Dalam perkara ini, KPK turut menyoroti dugaan keterlibatan pengetahuan istri Anom, Noor Faizah Maenofie, terkait keberadaan uang yang diduga berasal dari praktik pemerasan.
Noor Faizah sedianya diperiksa penyidik pada Senin, 7 September 2026. Namun, ia tidak hadir memenuhi panggilan.
KPK menyatakan pemeriksaan akan dijadwalkan kembali karena keterangannya dinilai penting untuk mengungkap perkara.

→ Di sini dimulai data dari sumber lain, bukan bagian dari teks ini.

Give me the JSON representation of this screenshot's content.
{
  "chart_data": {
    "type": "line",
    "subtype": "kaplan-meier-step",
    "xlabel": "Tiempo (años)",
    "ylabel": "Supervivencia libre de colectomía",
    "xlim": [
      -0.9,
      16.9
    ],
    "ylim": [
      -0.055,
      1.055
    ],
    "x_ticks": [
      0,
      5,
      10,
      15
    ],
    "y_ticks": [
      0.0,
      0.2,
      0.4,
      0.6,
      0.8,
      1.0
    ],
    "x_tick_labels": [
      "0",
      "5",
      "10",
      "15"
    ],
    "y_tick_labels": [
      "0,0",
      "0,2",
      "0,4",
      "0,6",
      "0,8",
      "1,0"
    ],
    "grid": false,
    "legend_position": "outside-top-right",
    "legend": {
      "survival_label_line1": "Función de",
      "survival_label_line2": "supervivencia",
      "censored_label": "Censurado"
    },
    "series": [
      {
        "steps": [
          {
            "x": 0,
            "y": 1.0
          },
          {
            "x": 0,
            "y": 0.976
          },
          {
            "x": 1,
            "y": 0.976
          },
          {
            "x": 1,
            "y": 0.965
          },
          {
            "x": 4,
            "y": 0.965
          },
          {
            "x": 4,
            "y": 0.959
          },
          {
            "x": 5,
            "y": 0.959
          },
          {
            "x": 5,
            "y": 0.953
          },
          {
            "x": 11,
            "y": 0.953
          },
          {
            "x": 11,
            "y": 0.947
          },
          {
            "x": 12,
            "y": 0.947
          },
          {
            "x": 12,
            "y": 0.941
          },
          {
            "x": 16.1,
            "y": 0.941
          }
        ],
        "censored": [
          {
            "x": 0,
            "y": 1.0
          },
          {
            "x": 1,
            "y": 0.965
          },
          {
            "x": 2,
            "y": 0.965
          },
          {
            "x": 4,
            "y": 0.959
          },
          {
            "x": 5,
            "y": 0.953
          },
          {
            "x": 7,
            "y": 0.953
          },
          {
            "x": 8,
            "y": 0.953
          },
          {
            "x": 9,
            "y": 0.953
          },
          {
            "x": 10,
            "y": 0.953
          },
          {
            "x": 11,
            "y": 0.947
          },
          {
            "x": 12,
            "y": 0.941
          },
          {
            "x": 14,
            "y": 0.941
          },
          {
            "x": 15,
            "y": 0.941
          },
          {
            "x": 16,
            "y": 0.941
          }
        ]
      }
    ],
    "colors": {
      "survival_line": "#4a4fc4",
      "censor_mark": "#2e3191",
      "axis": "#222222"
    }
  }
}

“Nanti saya cek ya, surat konfirmasinya tidak bisa hadir dalam pemeriksaan hari ini alasannya apa. Namun, yang pasti, tentu karena memang keterangan, pengetahuan dari yang bersangkutan dibutuhkan oleh penyidik, akan dijadwalkan ulang untuk pemeriksaannya,” ujar Juru Bicara KPK Budi Prasetyo di Gedung Merah Putih, Jakarta, Senin (7/9) malam, dikutip dari CNN Indonesia.
Noor Faizah diketahui merupakan anggota Dewan Pengawas RSUD dr M Ashari atau Kepala Puskesmas Mulyoharjo.
Budi mengatakan penyidik hendak mendalami sejauh mana Noor mengetahui uang yang diduga diperoleh Anom dari sejumlah perangkat daerah di lingkungan Pemerintah Kabupaten Pemalang.